Archiving of webcasts caps eight-year battle
Roundhouse culture changing, opening doors to more transparency
SANTA FE — A state lawmaker once took her own camera to a committee hearing — frustrated by her colleagues’ refusal to broadcast their work on the web.
But after a decadelong struggle, the culture is changing at the Roundhouse.
Starting this session, the state House and Senate are not only providing an online video stream of their work, but they’re archiving it, too, so the public can catch up on committee hearings and floor action anytime.
“It was a long journey,” former state Rep. Janice Arnold-Jones, R-Albuquerque, said in a recent interview.
She’s the lawmaker who irritated her colleagues
eight years ago by setting up her own webcam in a committee room at the Capitol, streaming video of the proceedings online.
Arnold-Jones’ colleagues weren’t happy with the move. She was blasted by then-House Speaker Ben Lujan, D-Santa Fe, who said Arnold-Jones should have warned her fellow representatives ahead of time.
Arnold-Jones, in turn, said legislators had already refused repeatedly to make their work available online, and they would have tried to stop her if she’d notified them beforehand.
‘Change takes time’
The Roundhouse is a different place now. At least two lawmakers — Sen. Jacob Candelaria and G. Andrés Romero, both Albuquerque Democrats — just turned 30, young enough to have been in college when Arnold-Jones was battling her colleagues on transparency.
Without opposition last year, the House passed a rule change that went into effect for this session: All floor and committee webcasts will be archived for five years.
That was after two earlier tries by then-Rep. Jeff Steinborn — a Las Cruces Democrat who joined the Senate this year — to win House approval for archiving.
“The dam kind of broke at the at the end of the last session,” Steinborn said Friday in an interview.
The Senate last week embraced a similar archiving rule on its first day, without controversy.
Senate Majority Leader Peter Wirth, D-Santa Fe, said it’s been a step-by-step progression as lawmakers have grown more comfortable with the concept of online video. He was one of only three senators in 2009 who supported turning on the floor cameras, he said, but leaders on both sides of the aisle were ready for full archiving by this session.
The state pays about $35,000 a year for video archiving and about $48,000 a year for live streaming.
“Change takes time,” Wirth said.
Steinborn credits newcomers to the Legislature with helping make the Roundhouse a friendlier place for webcasting. Some veterans were always comfortable with video, he said, but others feared the footage would be used against them politically.
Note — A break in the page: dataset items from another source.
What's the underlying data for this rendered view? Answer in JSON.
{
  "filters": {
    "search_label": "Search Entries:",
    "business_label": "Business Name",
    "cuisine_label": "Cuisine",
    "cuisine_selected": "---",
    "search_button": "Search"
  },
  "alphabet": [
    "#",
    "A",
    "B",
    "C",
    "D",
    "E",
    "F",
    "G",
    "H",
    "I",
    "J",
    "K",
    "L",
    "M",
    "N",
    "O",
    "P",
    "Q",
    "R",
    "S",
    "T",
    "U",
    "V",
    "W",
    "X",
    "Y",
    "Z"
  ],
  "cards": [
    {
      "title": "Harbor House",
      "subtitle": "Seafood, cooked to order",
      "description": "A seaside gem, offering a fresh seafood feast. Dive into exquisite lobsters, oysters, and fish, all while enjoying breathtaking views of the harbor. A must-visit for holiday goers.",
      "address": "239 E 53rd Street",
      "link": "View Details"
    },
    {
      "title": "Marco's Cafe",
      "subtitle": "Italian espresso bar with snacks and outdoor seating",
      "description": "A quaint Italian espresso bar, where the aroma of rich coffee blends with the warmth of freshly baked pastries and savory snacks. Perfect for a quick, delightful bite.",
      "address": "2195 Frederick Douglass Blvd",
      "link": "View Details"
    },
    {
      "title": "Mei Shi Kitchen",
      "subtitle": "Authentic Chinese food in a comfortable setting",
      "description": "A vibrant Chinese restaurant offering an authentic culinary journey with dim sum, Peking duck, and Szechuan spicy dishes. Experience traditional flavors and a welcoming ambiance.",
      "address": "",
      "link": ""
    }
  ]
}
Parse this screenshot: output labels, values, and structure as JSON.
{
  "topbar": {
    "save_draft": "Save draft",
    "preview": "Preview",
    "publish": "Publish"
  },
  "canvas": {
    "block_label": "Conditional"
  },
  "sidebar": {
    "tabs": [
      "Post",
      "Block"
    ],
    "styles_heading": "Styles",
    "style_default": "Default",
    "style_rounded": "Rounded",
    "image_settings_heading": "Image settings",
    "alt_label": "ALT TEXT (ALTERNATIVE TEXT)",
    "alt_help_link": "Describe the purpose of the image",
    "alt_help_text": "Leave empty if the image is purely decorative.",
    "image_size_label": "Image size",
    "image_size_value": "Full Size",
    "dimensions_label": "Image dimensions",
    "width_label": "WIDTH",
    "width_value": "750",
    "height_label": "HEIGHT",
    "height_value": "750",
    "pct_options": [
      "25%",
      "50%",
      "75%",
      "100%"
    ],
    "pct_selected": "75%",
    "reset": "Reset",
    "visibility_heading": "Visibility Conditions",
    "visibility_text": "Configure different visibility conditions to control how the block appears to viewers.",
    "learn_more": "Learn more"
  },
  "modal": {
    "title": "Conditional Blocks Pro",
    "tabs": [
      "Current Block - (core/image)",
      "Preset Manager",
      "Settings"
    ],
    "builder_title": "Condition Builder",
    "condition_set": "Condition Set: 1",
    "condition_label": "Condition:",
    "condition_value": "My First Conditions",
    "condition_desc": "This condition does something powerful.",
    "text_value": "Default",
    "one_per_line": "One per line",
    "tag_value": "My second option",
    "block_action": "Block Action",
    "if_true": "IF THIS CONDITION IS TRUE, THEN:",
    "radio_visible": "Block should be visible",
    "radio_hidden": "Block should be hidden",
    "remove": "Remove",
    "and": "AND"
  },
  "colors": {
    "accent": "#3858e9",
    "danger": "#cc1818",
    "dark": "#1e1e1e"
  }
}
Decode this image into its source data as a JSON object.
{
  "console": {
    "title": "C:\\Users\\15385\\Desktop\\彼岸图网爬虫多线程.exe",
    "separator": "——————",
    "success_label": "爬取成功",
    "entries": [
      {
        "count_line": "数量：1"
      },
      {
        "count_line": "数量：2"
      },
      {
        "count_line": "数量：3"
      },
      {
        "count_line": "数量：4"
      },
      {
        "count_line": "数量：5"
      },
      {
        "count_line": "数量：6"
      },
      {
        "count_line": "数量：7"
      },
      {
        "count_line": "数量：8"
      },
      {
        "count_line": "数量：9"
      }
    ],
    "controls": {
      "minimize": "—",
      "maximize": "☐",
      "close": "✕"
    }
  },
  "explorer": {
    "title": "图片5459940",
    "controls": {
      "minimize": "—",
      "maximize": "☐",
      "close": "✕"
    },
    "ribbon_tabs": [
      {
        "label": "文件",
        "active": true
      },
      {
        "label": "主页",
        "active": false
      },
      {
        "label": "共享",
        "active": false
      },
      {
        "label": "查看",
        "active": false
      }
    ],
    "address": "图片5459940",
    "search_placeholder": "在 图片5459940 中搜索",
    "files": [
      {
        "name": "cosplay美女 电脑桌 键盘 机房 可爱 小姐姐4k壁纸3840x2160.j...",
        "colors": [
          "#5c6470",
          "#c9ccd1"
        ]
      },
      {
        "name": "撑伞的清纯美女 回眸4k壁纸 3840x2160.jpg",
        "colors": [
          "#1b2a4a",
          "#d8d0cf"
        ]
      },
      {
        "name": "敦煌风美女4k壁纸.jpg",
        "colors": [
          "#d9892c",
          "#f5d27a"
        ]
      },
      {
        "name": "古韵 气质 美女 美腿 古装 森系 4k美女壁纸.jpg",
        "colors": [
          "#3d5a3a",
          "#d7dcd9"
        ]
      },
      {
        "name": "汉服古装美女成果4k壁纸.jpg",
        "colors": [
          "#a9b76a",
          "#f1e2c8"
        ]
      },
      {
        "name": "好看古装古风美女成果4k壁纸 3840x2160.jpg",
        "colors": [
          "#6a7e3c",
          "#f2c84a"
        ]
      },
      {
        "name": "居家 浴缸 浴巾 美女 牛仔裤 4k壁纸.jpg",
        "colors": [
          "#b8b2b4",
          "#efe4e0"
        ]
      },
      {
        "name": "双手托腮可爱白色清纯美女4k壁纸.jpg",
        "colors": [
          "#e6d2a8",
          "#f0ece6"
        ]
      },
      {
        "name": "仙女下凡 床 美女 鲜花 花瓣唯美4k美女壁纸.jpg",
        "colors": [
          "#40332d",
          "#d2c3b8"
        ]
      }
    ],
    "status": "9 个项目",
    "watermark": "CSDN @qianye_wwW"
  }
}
In 2009, one member — thenRep. Ray Begaye, D-Shiprock — had this objection: “If I’m sleeping and it’s recorded, that could be used for gain by my opponent.”
The move to archiving, in any case, is already changing the Capitol, Steinborn said. Lawmakers know there’s a video record of their work, even in committee, so they’re taking more care to explain their policy positions, he said.
And being watched is always good for accountability, Steinborn added.
‘Better access’
There are, of course, more transparency battles to come, particularly over competing proposals aimed at investigations of ethical misconduct.
Besides archiving, some action has already taken place. House Minority Leader Nate Gentry, R-Albuquerque, won approval on the session’s first day for a House rule requiring that amendments and bill substitutions made on the House floor be posted online when they’re introduced.
Peter St. Cyr, executive director of the New Mexico Foundation for Open Government, commends the transparency and said he hopes the move to archiving is a sign of what’s ahead.
“Not all taxpayers can take the day off work to drive to Santa Fe and wait for a committee meeting,” he said, “so on-demand video gives everyone better access to state government and policy discussions that impact our lives. We hope this signals lawmakers’ commitment to protecting and strengthening all of New Mexico’s sunshine laws.”